The doctor said he waited in the parking lot of Beth Israel Hospital to receive the baby, which was delivered by his partner, from the child's adopted grandmother.

He said he did not know at the time that the adoption was illegal, so he helped the family by taking the baby to Steinberg in his car.

"I had a newborn son myself," he said.

"You had no idea that taking a baby in backseat of your car in a car seat was somehow illegal?" Assistant District Attorney Coleen Balbert asked.

"I really had no idea whether it was legal, not legal, quasi-legal," the doctor said.

Essig was never criminally charged in connection to that case.  Sarosi pleaded guilty to his role in the illegal adoption scheme.

A physician for about 30 years, Essig served as an expert witness on behalf of officers Kenneth Moreno, 43, and Franklin Mata, 28. Moreno is accused of raping a woman while on duty in 2008 as Mata stood guard at her East 13th Street apartment.

Essig testified Thursday that there was "nothing out of the ordinary" in the small bruise on the alleged rape victim's cervix.

He said it was not necessarily caused by sexual contact and that she would likely have sustained other injuries if she were raped, although no others were documented.

Essig also said he thought the exam done by ER doctors on the alleged victim, then a 27-year-old fashion industry professional, was "incomplete" and that further testing should have been done on the cervical mark they photographed.

Lawyers for the officers argue the woman was too drunk to remember what happened and say she fabricated the story after the fact.

No biological evidence was ever found connecting Moreno to the woman.
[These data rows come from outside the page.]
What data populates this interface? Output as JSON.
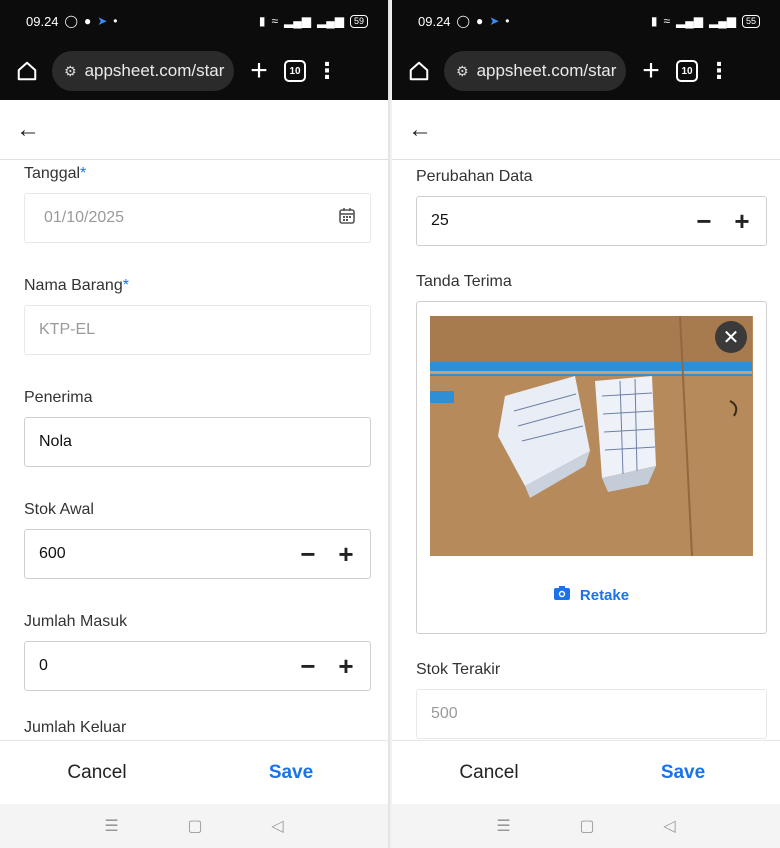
{
  "left": {
    "status": {
      "time": "09.24",
      "battery": "59"
    },
    "url": "appsheet.com/star",
    "tab_count": "10",
    "fields": {
      "tanggal": {
        "label": "Tanggal",
        "required_mark": "*",
        "value": "01/10/2025"
      },
      "nama_barang": {
        "label": "Nama Barang",
        "required_mark": "*",
        "value": "KTP-EL"
      },
      "penerima": {
        "label": "Penerima",
        "value": "Nola"
      },
      "stok_awal": {
        "label": "Stok Awal",
        "value": "600"
      },
      "jumlah_masuk": {
        "label": "Jumlah Masuk",
        "value": "0"
      },
      "jumlah_keluar": {
        "label": "Jumlah Keluar",
        "value": ""
      }
    },
    "footer": {
      "cancel_label": "Cancel",
      "save_label": "Save"
    }
  },
  "right": {
    "status": {
      "time": "09.24",
      "battery": "55"
    },
    "url": "appsheet.com/star",
    "tab_count": "10",
    "fields": {
      "perubahan_data": {
        "label": "Perubahan Data",
        "value": "25"
      },
      "tanda_terima": {
        "label": "Tanda Terima",
        "retake_label": "Retake"
      },
      "stok_terakir": {
        "label": "Stok Terakir",
        "value": "500"
      }
    },
    "footer": {
      "cancel_label": "Cancel",
      "save_label": "Save"
    }
  },
  "icons": {
    "home": "home-icon",
    "tune": "site-settings-icon",
    "plus": "new-tab-icon",
    "tabs": "tab-switcher-icon",
    "menu": "overflow-menu-icon",
    "back": "back-arrow-icon",
    "calendar": "calendar-icon",
    "close": "close-icon",
    "camera": "camera-icon",
    "nav_menu": "nav-menu-icon",
    "nav_home": "nav-home-icon",
    "nav_back": "nav-back-icon"
  },
  "colors": {
    "accent": "#1a73e8",
    "browser_chrome": "#0c0c0c",
    "required": "#1a73e8"
  }
}
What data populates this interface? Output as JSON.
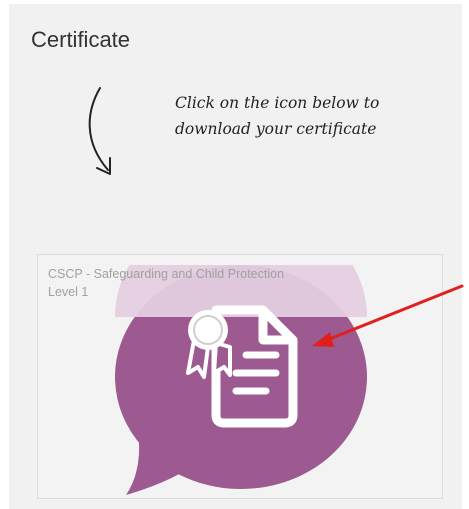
{
  "heading": "Certificate",
  "instruction": {
    "line1": "Click on the icon below to",
    "line2": "download your certificate"
  },
  "certificate_card": {
    "title_line1": "CSCP - Safeguarding and Child Protection",
    "title_line2": "Level 1",
    "icon": "certificate-download-icon"
  },
  "colors": {
    "panel_bg": "#f1f1f1",
    "bubble": "#9d5a91",
    "bubble_light": "#e4cfe0",
    "annotation_arrow": "#e0201c"
  }
}
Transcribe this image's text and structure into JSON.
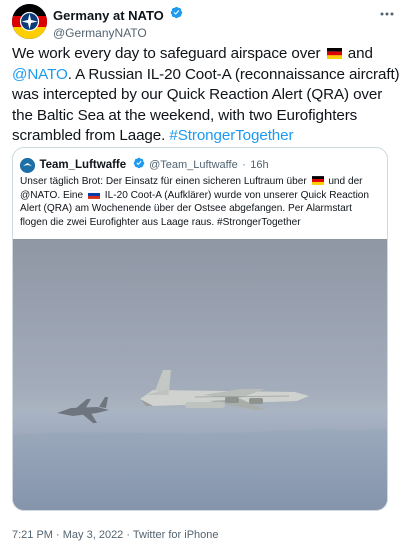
{
  "tweet": {
    "author": {
      "name": "Germany at NATO",
      "handle": "@GermanyNATO"
    },
    "text": {
      "part1": "We work every day to safeguard airspace over",
      "part2": "and",
      "mention": "@NATO",
      "part3": ". A Russian IL-20 Coot-A (reconnaissance aircraft) was intercepted by our Quick Reaction Alert (QRA) over the Baltic Sea at the weekend, with two Eurofighters scrambled from Laage.",
      "hashtag": "#StrongerTogether"
    },
    "footer": {
      "time": "7:21 PM",
      "date": "May 3, 2022",
      "source": "Twitter for iPhone",
      "separator": "·"
    }
  },
  "quoted": {
    "author": {
      "name": "Team_Luftwaffe",
      "handle": "@Team_Luftwaffe",
      "age": "16h",
      "separator": "·"
    },
    "text": {
      "part1": "Unser täglich Brot: Der Einsatz für einen sicheren Luftraum über",
      "part2": "und der @NATO. Eine",
      "part3": "IL-20 Coot-A (Aufklärer) wurde von unserer Quick Reaction Alert (QRA) am Wochenende über der Ostsee abgefangen. Per Alarmstart flogen die zwei Eurofighter aus Laage raus. #StrongerTogether"
    }
  },
  "colors": {
    "link": "#1d9bf0",
    "verified": "#1d9bf0",
    "secondary_text": "#536471",
    "border": "#cfd9de"
  },
  "icons": [
    "nato-germany-avatar",
    "verified-badge-icon",
    "more-options-icon",
    "germany-flag-icon",
    "russia-flag-icon",
    "luftwaffe-avatar"
  ]
}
She also did not have injuries that are normally consistent with forced sex, according to testimony.

But prosecutors argue that she showered afterwards and that a condom may have been used.

The DA's office rested their case against the officers on Thursday after weeks of testimony. Lawyers for Moreno and Mata put Essig and an NYPD internal affairs detective on the stand Thursday.

They have not said whether either officer will testify.